"A sun like our own old Sol, back home," Seaton explained. "Since we are looking for a planet as much as possible like our own Earth, it is a distinctly cheerful fact to find so many suns so similar to our own. And as for the white dwarfs, I've got to have one fairly close to the planet we land on, because to get in touch with Rovol I've got to have a sixth-order projector; to build which I've first got to have one of the fifth order; for the reconstruction of which I've got to have neutronium; to get which I'll have to be close to a white dwarf star. See?"
"Uh-huh! Clear and lucid to the point of limpidity—not." Dorothy grimaced, then went on: "As for me, I'm certainly glad to see those stars. It seems that we've been out there in absolutely empty space for ages, and I've been scared a pale lavender all the time. Having all these nice stars around us again is the next-best thing to being on solid ground."
At the edge of the strange Galaxy though they were, many days were required to reduce the intergalactic pace of the vessel to a value at which maneuvering was possible, and many more days passed into time before Crane announced the discovery of a sun which not only possessed a family of planets, but was also within the specified distance of a white dwarf star.
To any Earthly astronomer, whose most powerful optical instruments fail to reveal even the closest star as anything save a dimensionless point of light, such a discovery would have been impossible, but Crane was not working with Earthly instruments.
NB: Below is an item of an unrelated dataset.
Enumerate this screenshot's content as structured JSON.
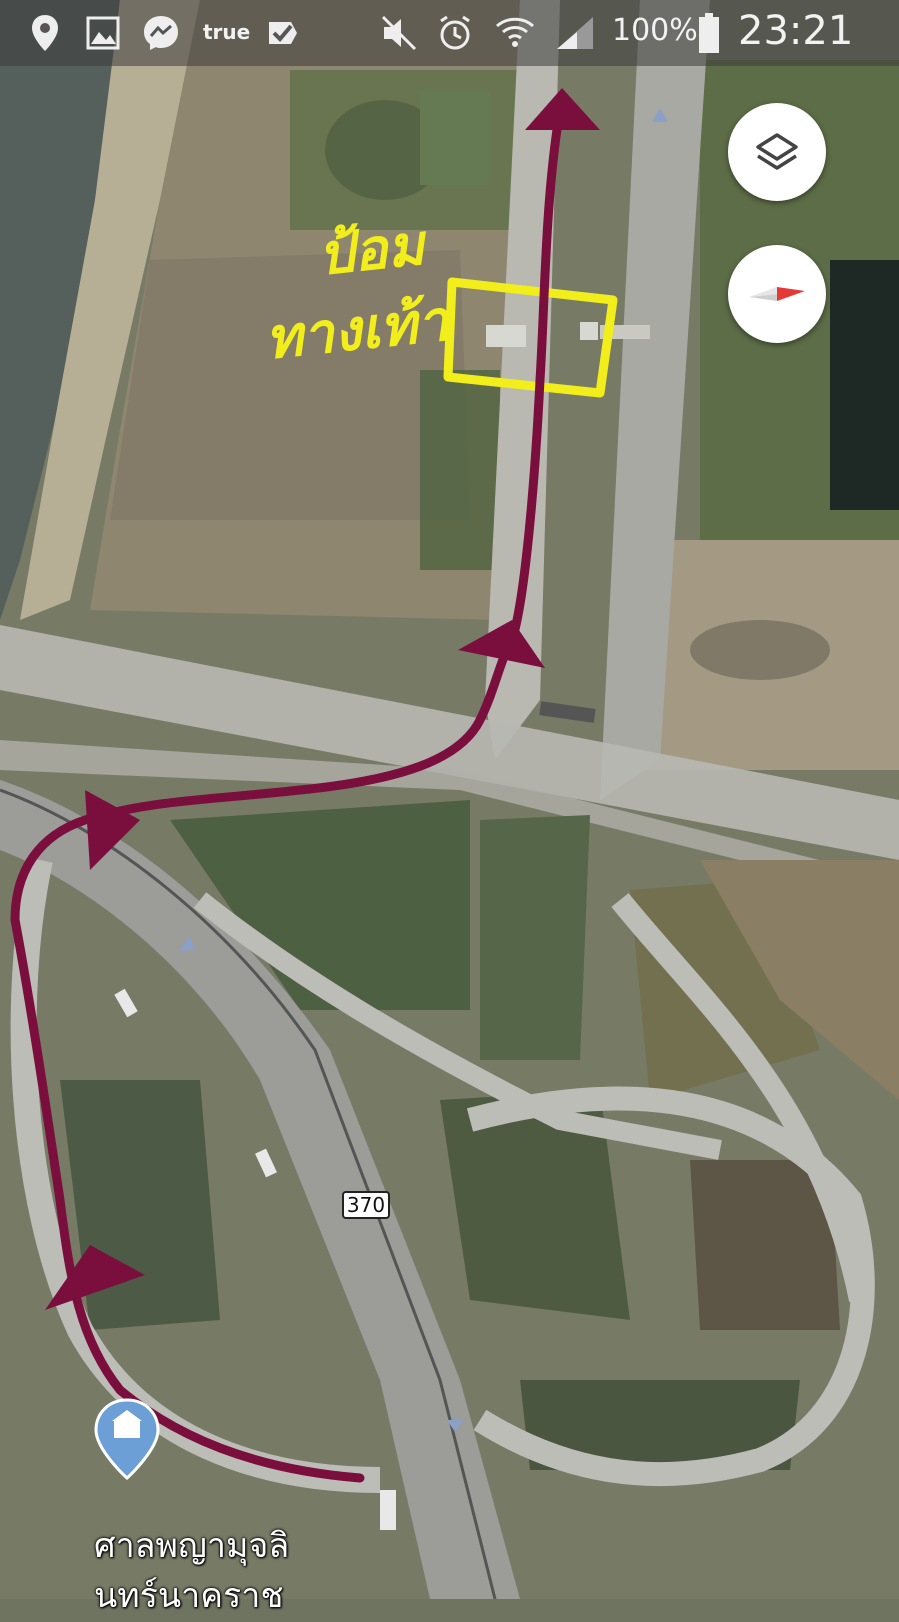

For the fourth-order projector, although utterly useless at the intergalactic distances with which Seaton was principally concerned, was vastly more powerful than any conceivable telescope.
Driven by the full power of a disintegrating uranium bar, it could hold a projection so steadily at a distance of twenty light-years that a man could manipulate a welding arc as surely as though it was upon a bench before him—which, in effect, it was—and in cases in which delicacy of control was not an object, such as the present quest for such vast masses as planets, the projector was effective over distances of many hundreds of light-years.
Thus it came about that the search for a planetiferous sun near a white dwarf star was not unduly prolonged, and Skylark Two tore through the empty ether toward it.
Close enough so that the projector could reveal details, Seaton drove projections of all four voyagers down into the atmosphere of the first planet at hand. That atmosphere was heavy and of a pronounced greenish-yellow cast, and through it that fervent sun poured down a flood of livid light upon a peculiarly dead and barren ground—but yet a ground upon which grew isolated clumps of a livid and monstrous vegetation.
"Of course detailed analysis at this distance is impossible, but what do you make of it, Dick?" asked Crane. "In all our travels, this is only the second time we have encountered such an atmosphere."
"Yes; and that's exactly twice too many." Seaton, at the spectroscope, was scowling in thought. "Chlorin, all right, with some fluorin and strong traces of oxides of nitrogen, nitrosyl chloride, and so on—just about like that one we saw in our own Galaxy that time. I thought then and have thought ever since that there was something decidedly fishy about that planet, and I think there's something equally fishy about this one."